Critical velocity

Critical velocity

The critical velocity of a liquid is that limiting value of its velocity of flow upto which the flow is streamlined and above which the flow becomes turbulent.

The critical velocity v_c of a liquid flowing through a tube depends on

(i)       coefficient of viscosity of the liquid (η)

(ii)       density of the liquid (r)

(iii) diameter of the tube (D)

Let v_c = k η^a r^b D^c

where k is a dimensionless constant. Writing the above equation in dimensional form, we get

[M⁰LT^-1] = [ML^-1T^-1]^a [ML^-3]^b [L]^c

[M⁰LT^-1] = [M^{a + b} L^{-a – 3b + c}T ^{– a}]

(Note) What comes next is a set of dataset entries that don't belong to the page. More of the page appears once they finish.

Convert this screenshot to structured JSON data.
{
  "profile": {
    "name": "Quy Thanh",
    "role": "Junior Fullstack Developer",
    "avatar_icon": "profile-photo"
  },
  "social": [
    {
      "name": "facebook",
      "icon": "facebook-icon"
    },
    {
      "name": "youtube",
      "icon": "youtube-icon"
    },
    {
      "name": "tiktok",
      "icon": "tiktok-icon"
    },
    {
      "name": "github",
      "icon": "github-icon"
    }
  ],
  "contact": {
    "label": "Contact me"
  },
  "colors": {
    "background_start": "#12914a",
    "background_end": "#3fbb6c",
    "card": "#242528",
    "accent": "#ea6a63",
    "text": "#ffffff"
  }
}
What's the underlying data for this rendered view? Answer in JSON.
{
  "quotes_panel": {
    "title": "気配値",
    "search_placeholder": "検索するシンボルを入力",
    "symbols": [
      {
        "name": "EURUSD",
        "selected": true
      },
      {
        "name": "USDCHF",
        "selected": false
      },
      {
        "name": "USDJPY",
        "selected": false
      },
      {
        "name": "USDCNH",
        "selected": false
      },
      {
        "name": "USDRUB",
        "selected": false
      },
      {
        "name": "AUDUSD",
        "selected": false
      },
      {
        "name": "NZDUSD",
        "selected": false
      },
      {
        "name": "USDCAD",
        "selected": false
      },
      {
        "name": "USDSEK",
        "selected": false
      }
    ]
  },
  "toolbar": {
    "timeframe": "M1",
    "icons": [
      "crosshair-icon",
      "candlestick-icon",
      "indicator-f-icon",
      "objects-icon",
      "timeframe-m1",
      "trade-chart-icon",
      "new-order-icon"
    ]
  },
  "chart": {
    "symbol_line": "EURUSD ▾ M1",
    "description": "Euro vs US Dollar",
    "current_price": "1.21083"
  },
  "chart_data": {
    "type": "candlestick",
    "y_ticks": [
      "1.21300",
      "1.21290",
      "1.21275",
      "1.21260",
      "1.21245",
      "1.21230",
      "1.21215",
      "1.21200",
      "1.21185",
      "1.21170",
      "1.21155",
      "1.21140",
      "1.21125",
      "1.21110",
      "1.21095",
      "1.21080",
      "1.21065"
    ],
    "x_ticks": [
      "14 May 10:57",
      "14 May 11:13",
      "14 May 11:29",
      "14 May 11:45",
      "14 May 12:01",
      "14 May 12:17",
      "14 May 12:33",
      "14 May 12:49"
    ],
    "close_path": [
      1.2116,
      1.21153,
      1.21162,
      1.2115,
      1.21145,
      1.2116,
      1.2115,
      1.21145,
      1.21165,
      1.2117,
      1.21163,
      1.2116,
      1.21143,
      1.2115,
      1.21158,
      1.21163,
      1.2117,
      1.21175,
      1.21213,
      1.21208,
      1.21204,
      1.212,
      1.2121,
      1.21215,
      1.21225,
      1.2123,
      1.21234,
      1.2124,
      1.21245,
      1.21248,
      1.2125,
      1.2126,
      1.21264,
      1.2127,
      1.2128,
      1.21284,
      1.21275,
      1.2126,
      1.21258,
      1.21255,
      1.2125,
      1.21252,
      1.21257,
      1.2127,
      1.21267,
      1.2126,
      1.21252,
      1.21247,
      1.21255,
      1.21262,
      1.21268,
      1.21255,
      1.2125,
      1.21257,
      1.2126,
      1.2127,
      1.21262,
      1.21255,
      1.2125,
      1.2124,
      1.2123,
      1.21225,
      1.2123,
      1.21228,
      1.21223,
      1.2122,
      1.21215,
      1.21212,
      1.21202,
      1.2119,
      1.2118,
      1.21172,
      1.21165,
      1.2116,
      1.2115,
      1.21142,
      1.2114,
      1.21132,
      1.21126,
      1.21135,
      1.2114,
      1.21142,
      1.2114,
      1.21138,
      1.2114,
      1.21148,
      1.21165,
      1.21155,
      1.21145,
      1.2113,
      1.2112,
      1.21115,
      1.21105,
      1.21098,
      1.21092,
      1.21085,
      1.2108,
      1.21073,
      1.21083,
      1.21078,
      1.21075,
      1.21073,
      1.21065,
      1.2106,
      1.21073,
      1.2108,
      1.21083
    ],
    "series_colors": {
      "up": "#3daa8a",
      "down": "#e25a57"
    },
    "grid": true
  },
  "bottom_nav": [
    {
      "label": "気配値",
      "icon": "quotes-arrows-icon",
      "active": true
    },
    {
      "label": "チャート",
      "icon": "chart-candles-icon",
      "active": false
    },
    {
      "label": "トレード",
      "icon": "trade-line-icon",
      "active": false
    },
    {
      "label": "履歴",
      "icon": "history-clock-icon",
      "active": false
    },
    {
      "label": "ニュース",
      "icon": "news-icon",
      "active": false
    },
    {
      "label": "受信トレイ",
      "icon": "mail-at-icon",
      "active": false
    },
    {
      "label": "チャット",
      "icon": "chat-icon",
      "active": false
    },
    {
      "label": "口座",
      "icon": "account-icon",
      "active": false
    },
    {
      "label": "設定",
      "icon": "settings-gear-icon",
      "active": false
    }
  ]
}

Equating powers of M, L and T, we get

a + b = 0

– a – 3b + c = 1

– a = -1

On solving, we get a = 1, b = -1, c = -1

∴ v_c = k η r^-1 D^-1 = k η / r D

Clearly, the critical velocity v_c will be large if η is large, and p and D are small. So, we can conclude that

(i)       The flow of liquids of higher viscosity and lower density through narrow pipes tends to be streamlined.

(ii)       The flow of liquids of lower viscosity and higher density through broad pipes tends to become turbulent, because in that case the critical velocity will be very small.